Not surprising, Blizzard has lost its way and its brand doesn't mean what it once did.
The fall from grace started with the advent of paid services, and in game cosmetic shop in WoW and all of the issues surrounding the launch of Diablo 3 (let alone the disaster that is OWL/Overwatch, complete abandonment in HotS, etc.)
Maybe it's not that it lost its way, it's that they made very good games that people wanted from 1998-2005, made reasonable followups, but what people want from games has moved on.
I can only speak from personal experience. I absolutely adored Overwatch at launch but about a year ago I uninstalled it and never looked back.
What finally killed it for me is the role-based queueing. It locked in the developer-proscribed 2/2/2 meta and made the game feel very static and uninteresting. Previously, if you saw a gap on your team you could switch to a completely different role to fill the void. Though even before role-based queuing there was a (very annoying) portion of the community that believed you had to be playing the high-end "meta" even when you're at the lowest ranks or playing casually and would complain endlessly if you did anything different.
I used to completely agree with you re: 2/2/2, but I've been getting back into competitive lately, and the matches are much more predictive and it's much easier to figure out what you're supposed to be doing based on your role now. It's very "coachable"/"trainable" in a way that open queue isn't.
The problem was that for a long time they had no open queue, you either had to play healer or wait a long time. That killed the game, there is no coming back after losing that many players.
Team Fortress had that right - if you have a team that wants to all play medic let them do it. Perhaps have a game mode that forces 2/2/2 for those who want it but allow the mad scramble and the meta to develop organically.
It's not unique to Overwatch and applies to any team game that requires voice-chat but I'd play it (and enjoy it) a lot more if I wasn't constantly harassed by people who seem entirely incapable of wrapping their head around the existence of a woman who plays video games. Quick Play is usually fine because no one really uses in-game voice chat (on xbox at least, though you will occasionally get nastygrams in your inbox) but competitive play is an unmitigated disaster.
Overwatch is quite sad in a certain sense in that it's kind of drifting, when it's probably one of the most approachable, fun, and stable games I know. I've played a few seasons in an esports team in a rival FPS, and the game is just full of annoying issues that I don't get in overwatch.
The whole original vision for OWL was teams would travel around the world and play at esport arenas filled with people who bought the ticket. And then covid hit.
I played the game since release in 2016 and when OWL was announced it all felt a bit... forced.
There were huge org buy-in fees (in double-digit millions) for even fielding a team, completely unheard of for an esports league, and it was coming out of the gate with almost zero community competitive scene to back it up. Esports scenes thrive on an amateur/semi-pro/pro feeder system and for the parent company to dump a hundred million dollars at the top end without waiting for organic growth at the bottom smacked to me of a cash-grab by Blizzard. Also, Blizzard established itself as a monopoly with exclusive rights to create tournaments, which really rankled with the semi-pro players.

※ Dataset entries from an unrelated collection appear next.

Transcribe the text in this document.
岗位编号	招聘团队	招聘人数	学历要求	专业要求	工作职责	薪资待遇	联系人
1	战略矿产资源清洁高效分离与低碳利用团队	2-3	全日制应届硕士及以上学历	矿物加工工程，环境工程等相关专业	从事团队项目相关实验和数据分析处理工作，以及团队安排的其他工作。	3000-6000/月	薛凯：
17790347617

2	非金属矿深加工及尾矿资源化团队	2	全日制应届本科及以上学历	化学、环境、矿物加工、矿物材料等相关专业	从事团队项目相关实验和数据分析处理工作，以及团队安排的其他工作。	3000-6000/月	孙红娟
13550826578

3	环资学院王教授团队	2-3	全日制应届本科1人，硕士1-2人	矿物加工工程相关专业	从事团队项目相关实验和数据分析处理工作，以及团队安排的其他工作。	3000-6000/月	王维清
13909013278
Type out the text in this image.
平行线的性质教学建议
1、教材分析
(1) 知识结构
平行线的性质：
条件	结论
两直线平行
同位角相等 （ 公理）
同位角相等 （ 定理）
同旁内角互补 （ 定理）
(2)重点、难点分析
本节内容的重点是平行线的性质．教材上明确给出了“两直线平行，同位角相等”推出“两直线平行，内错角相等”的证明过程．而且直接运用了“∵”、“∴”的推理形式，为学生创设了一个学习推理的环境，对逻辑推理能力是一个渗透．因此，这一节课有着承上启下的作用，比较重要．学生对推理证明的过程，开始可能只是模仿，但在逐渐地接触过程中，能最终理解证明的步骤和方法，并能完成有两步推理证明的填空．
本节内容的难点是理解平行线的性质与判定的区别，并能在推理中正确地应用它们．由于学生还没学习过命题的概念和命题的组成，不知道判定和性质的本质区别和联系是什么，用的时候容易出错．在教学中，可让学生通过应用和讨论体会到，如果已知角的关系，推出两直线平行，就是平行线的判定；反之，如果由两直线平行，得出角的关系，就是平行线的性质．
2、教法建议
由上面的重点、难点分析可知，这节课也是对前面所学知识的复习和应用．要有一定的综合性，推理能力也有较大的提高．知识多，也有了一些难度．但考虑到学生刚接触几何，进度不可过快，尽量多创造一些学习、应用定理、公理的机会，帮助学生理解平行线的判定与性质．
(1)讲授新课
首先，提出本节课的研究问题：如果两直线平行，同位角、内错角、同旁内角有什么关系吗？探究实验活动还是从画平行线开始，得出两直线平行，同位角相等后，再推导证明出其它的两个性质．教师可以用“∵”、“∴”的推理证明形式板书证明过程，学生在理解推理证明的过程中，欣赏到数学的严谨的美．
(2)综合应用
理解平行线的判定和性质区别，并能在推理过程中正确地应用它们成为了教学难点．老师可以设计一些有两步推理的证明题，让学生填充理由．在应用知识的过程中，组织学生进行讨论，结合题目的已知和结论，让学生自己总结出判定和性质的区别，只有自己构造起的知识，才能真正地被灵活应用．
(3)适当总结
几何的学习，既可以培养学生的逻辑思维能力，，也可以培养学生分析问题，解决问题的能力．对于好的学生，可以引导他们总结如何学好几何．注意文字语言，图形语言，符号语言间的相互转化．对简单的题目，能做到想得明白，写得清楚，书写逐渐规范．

Aside from the tedious balance issues that resulted in us watching an entire season of OWL where top-tier hitscan dps players were forced to play tank, the whole top-to-bottom emphasis on "support team [geographical location] [adjective]" did nothing to foster support for particular squads. Esports leagues are rootless - there are no Wolverhampton Wanderers or Gunners on the Internet - instead people follow specific players for their individual playstyles and skills.
The most hilarious example of the most tone-deaf enforcement of this was when Seagull (one of the OG beta testers that somehow exploded and got thousands of viewers on Twitch) got signed to Dallas [whatever adjective] and proceeded to spend the next 6 months benched (and offline on Twitch) because his skillset wasn't meta. He then spent a single season in competition, quit, returned to Twitch and made orders of magnitude more money from doing whatever he wanted than he would have got in the League.
The thing that sealed the League as a scam for me was the introduction of linkage between a Twitch account and your OW account - you could gain in-game tokens to buy cosmetics from time spent watching OWL on Twitch, but this was trivially defeated by setting the stream to 160p resolution, muting the tab and continuing to do whatever you wanted. At that point it was obvious it was all about gaming metrics and not making a game, and I got bored and left.
The fall from grace started with the advent of paid services, and in game cosmetic shop in WoW and all of the issues surrounding the launch of Diablo 3 (let alone the disaster that is OWL/Overwatch, complete abandonment in HotS, etc.)